Here comes the 'Mark to Market' concept. In simple terms, the fund lowers its NAV to Rs 7.50. You will be allotted 13,333 units and not 10,000. The return on 13,333 units at an NAV of Rs. 7.50 would be the same as that of 10,000 units at Rs. 10.

In other words, the NAV falls when the interest rates rise and vice versa. To put it differently, when interest rates rise, the value of long-term debt gets diluted.

Getting out of the trap

There are two ways that one can get out of this trap. One is by holding the investments till maturity.

Realise that interest rate risk discussed earlier only comes into play when a transaction is undertaken during the pendancy of the fixed income instrument. Ergo, it follows that if the investment is held till maturity, there would be no interest rate risk. Which is why, in investments such as PPF, Relief Bonds etc. there is no interest rate risk, as these investments are normally held till maturity.
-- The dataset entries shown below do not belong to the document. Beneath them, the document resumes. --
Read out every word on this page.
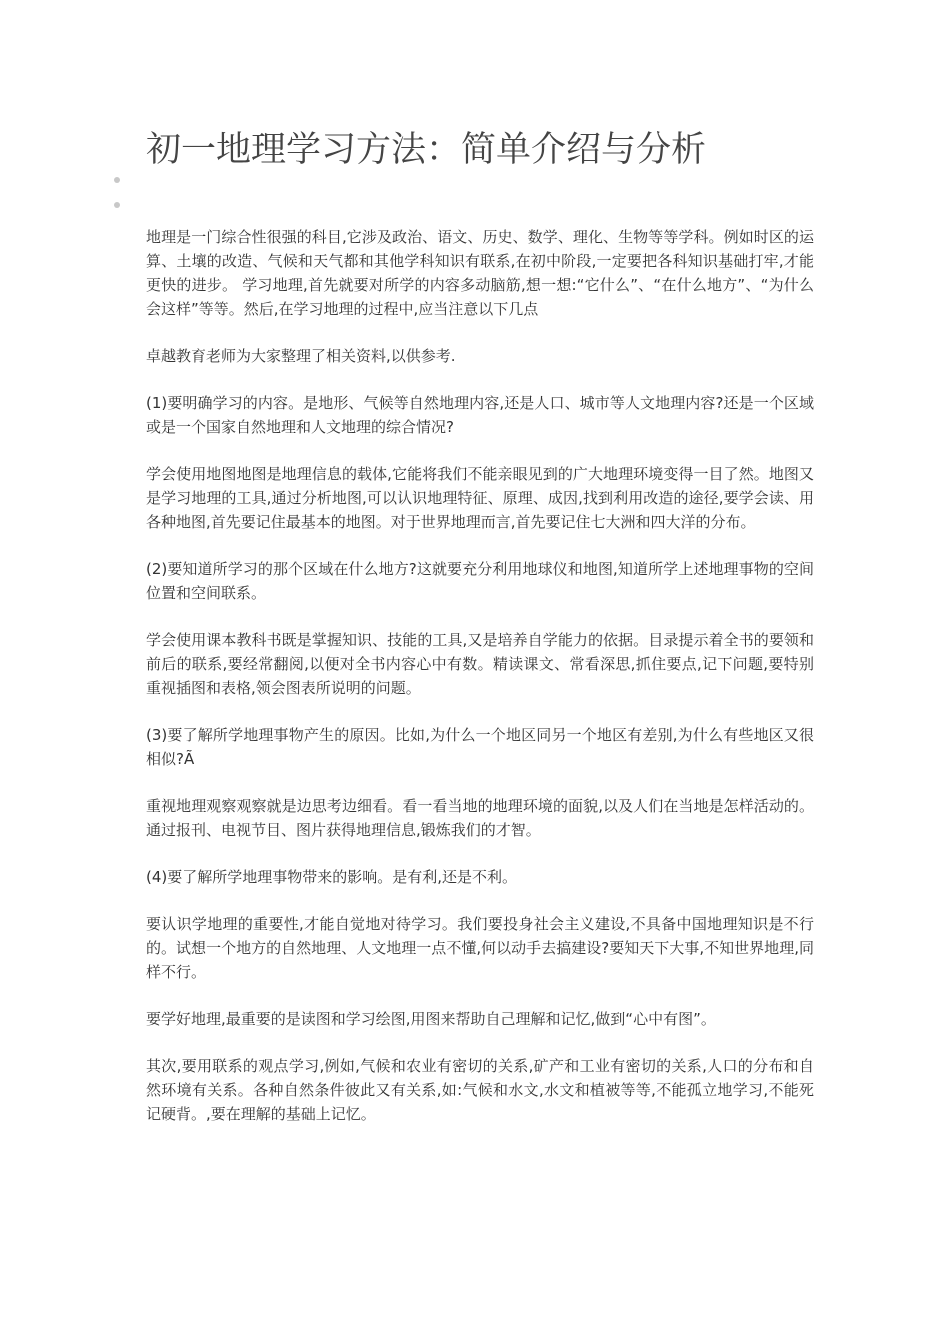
初一地理学习方法：简单介绍与分析

地理是一门综合性很强的科目,它涉及政治、语文、历史、数学、理化、生物等等学科。例如时区的运算、土壤的改造、气候和天气都和其他学科知识有联系,在初中阶段,一定要把各科知识基础打牢,才能更快的进步。 学习地理,首先就要对所学的内容多动脑筋,想一想:“它什么”、“在什么地方”、“为什么会这样”等等。然后,在学习地理的过程中,应当注意以下几点

卓越教育老师为大家整理了相关资料,以供参考.

(1)要明确学习的内容。是地形、气候等自然地理内容,还是人口、城市等人文地理内容?还是一个区域或是一个国家自然地理和人文地理的综合情况?

学会使用地图地图是地理信息的载体,它能将我们不能亲眼见到的广大地理环境变得一目了然。地图又是学习地理的工具,通过分析地图,可以认识地理特征、原理、成因,找到利用改造的途径,要学会读、用各种地图,首先要记住最基本的地图。对于世界地理而言,首先要记住七大洲和四大洋的分布。

(2)要知道所学习的那个区域在什么地方?这就要充分利用地球仪和地图,知道所学上述地理事物的空间位置和空间联系。

学会使用课本教科书既是掌握知识、技能的工具,又是培养自学能力的依据。目录提示着全书的要领和前后的联系,要经常翻阅,以便对全书内容心中有数。精读课文、常看深思,抓住要点,记下问题,要特别重视插图和表格,领会图表所说明的问题。

(3)要了解所学地理事物产生的原因。比如,为什么一个地区同另一个地区有差别,为什么有些地区又很相似?Ã

重视地理观察观察就是边思考边细看。看一看当地的地理环境的面貌,以及人们在当地是怎样活动的。通过报刊、电视节目、图片获得地理信息,锻炼我们的才智。

(4)要了解所学地理事物带来的影响。是有利,还是不利。

要认识学地理的重要性,才能自觉地对待学习。我们要投身社会主义建设,不具备中国地理知识是不行的。试想一个地方的自然地理、人文地理一点不懂,何以动手去搞建设?要知天下大事,不知世界地理,同样不行。

要学好地理,最重要的是读图和学习绘图,用图来帮助自己理解和记忆,做到“心中有图”。

其次,要用联系的观点学习,例如,气候和农业有密切的关系,矿产和工业有密切的关系,人口的分布和自然环境有关系。各种自然条件彼此又有关系,如:气候和水文,水文和植被等等,不能孤立地学习,不能死记硬背。,要在理解的基础上记忆。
Fixed Maturity Plans is another example where the mutual fund scheme concerned invests in underlying securities where the balance maturity period is the same as the tenure of the FMP, thereby eliminating the interest rate risk. However, funds invested in FMPs are locked in for a duration of the scheme and withdrawal if at all permitted is at a steep load.

The other way out is by investing in short-term instruments where there is minimum fluctuation in interest rates and hence there is little or no interest rate risk. Here is where short-term income schemes of MFs where the average maturity of the portfolio is extremely low comes in. These offer an opportunity for diversification in relatively stable fixed income instruments where the portfolio does not contain extra baggage accumulated over the years.

For example; the portfolio of Reliance Short-term plan has an average maturity of just 338 days. With a low expense ratio and no load on entry as well as exit, such plans offer an excellent avenue for earning healthy returns at very low risk.

While it is true that a safe bank deposit earns 8 per cent per year, remember that this is fully taxable. At a 30 per cent tax rate, the return plummets to 5.6 per cent. At 33 per cent tax, the return is a paltry 5.36 per cent, which might not be enough even to cover true inflation. On the other hand, for short-term income schemes, being a non-equity fund, tax @10 per cent would be applicable across all tax slabs.

If you are looking to diversify your portfolio by adding fixed income, Short Term Income Plans could be a wise choice.